In this paper, we described the transformation of the spectral space in the WRT method and developed four numerical procedures to implement it in the MASNUM wave model for both serial and parallel versions. The transformation from the angularfrequency spectral space to the wave number space formed the foundation, on which geometric-scaling and pre-computation techniques were more efficiently executed in the numerical procedures. Experiments were performed to check the viability and efficiency of the implementation, from the results of which we concluded that:

1) The implementation of the WRT method in MASNUM-WAM for both serial and parallel versions is successful. MASNUM-WAM makes gains in speed useful in numerical experimentation for the purposes of research.

2) The developed numerical procedures which are based on spectral space transformations perform with good efficacy. The geometric scaling technique saves up to 40%–50% of the computation times for infinite depth conditions, and the numerical procedure for infinite depth only takes about 50 times more time than the DIA method in a real modeling scenario. Precalculating all water depth enables gains over the original grid-searching technique for finite depth conditions, and NP3 takes about 245 times more time than the DIA method.

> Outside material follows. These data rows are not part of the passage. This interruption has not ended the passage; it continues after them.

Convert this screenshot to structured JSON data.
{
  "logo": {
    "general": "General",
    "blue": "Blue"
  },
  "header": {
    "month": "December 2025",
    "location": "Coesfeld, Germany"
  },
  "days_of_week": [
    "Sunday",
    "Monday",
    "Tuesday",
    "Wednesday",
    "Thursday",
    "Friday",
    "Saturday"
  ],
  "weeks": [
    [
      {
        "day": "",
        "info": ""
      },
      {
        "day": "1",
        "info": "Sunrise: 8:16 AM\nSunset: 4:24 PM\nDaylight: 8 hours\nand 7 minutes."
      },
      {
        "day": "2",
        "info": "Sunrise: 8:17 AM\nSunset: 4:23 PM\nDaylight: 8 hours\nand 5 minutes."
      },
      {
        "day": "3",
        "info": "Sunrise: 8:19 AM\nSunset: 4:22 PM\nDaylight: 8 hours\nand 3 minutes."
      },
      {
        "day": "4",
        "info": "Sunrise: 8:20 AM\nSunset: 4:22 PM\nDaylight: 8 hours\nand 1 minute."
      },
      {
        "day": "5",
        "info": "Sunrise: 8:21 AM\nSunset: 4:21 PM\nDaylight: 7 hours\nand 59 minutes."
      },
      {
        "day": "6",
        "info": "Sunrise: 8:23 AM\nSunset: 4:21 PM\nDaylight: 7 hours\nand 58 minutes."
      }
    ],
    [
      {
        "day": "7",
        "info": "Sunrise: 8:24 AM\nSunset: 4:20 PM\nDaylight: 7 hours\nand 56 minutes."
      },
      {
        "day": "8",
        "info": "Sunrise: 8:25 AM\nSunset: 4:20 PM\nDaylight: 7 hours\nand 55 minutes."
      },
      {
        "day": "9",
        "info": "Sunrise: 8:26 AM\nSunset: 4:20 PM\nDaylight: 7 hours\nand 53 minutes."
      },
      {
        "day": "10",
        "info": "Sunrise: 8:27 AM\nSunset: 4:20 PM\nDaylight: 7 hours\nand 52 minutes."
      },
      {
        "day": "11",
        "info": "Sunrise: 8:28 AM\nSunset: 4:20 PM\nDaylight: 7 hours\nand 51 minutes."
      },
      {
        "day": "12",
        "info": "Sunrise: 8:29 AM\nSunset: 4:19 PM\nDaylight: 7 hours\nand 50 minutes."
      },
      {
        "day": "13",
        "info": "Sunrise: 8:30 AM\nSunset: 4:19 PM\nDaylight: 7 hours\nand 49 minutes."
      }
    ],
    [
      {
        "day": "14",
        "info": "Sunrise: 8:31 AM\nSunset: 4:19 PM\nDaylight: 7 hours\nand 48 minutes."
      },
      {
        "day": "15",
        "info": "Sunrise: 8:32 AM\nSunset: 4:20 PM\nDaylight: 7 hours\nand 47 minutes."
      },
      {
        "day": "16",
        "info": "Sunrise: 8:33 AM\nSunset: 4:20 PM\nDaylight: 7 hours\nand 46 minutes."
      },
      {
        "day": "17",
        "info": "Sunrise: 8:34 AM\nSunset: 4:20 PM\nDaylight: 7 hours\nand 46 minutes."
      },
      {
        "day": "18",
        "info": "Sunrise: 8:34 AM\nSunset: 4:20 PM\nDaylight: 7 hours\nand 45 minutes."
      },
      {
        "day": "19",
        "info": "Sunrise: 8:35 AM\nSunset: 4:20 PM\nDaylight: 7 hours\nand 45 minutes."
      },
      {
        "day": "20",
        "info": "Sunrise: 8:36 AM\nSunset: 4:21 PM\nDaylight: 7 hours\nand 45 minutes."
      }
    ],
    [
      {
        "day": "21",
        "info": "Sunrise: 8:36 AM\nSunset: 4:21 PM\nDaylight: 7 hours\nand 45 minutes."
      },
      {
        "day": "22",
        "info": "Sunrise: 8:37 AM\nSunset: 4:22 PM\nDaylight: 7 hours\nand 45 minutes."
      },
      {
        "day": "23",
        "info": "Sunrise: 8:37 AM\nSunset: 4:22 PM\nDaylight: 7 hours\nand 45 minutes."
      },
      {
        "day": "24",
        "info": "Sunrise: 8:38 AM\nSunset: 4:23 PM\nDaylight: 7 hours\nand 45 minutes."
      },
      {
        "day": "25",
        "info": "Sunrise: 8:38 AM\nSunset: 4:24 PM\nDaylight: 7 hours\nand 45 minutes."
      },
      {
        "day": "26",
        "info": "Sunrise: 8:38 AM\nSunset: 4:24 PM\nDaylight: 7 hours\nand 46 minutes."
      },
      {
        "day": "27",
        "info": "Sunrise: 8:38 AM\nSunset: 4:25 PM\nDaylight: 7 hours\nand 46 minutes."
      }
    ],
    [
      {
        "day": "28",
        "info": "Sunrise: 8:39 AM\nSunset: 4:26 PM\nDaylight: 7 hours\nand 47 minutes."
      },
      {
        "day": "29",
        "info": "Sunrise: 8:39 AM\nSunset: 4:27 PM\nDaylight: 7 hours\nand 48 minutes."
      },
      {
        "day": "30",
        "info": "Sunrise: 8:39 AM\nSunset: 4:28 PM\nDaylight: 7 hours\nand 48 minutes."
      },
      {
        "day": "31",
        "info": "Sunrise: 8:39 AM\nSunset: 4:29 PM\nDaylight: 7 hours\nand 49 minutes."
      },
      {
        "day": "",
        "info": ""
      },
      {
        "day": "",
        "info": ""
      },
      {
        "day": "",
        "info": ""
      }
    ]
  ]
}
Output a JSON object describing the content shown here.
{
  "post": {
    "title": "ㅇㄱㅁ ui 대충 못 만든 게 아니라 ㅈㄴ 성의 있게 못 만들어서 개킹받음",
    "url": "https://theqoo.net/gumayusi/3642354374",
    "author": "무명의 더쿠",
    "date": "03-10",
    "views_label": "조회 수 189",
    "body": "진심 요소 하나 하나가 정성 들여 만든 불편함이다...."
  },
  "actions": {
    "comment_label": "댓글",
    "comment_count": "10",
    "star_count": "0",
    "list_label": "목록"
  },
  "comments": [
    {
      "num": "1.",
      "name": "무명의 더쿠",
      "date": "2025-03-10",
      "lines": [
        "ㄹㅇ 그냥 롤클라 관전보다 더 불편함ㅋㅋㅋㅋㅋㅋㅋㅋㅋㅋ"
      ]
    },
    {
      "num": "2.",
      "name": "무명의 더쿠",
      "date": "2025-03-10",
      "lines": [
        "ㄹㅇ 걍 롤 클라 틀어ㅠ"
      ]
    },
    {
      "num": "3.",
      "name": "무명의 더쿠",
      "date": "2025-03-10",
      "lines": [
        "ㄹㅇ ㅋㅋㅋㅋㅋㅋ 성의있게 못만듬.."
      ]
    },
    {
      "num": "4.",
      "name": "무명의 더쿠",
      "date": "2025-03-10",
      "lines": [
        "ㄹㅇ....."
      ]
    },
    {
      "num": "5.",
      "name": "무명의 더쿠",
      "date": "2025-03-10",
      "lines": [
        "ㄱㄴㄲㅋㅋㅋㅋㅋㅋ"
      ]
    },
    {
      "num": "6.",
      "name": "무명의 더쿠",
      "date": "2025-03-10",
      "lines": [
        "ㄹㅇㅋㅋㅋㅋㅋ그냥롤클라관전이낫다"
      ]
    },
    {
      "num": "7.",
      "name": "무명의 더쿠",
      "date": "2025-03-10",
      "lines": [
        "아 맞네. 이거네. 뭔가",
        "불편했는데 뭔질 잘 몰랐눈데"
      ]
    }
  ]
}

Compared with the computational expense incurred by WaveWatchIII, MASNUM-WAM combined with the WRT method performed more efficiently.

Furthermore, other improvements and optimizations for the WRT method have still to be made, such as storing all pre-computed parameters in memory instead of on disk particularly if computer memory is sufficiently large and unused. The spectrum solving in MASNUM-WAM is also infl uenced by other source terms and parameters. Some calibration and correction can produce more accurate results. The operational use of the WRT method is not recommended because it is still much more computationally intensive than the DIA method when similar results are produced. Nevertheless, exact computation for non-linear energy transfer yields more reasonable spectral shapes, which is necessary for numerical research and helpful for improving and perfecting models.

5 ACKNOWLEDGMENT

We thank GAO Shanhong, Ocean University of China, for supplying the WRF hindcasting product to drive the models in our experiments. All of the experiments were performed on the “Rubik’s Cube” supercomputer of Shanghai Supercomputer Center. We thank the supercomputer engineers for their considerate support. Finally, the program codes used in this paper are all based on programs published by Gerbrant van Vledder, ALKYON Hydraulic Consultancy & Research. Some modification was performed under the terms of the GNU General Public License.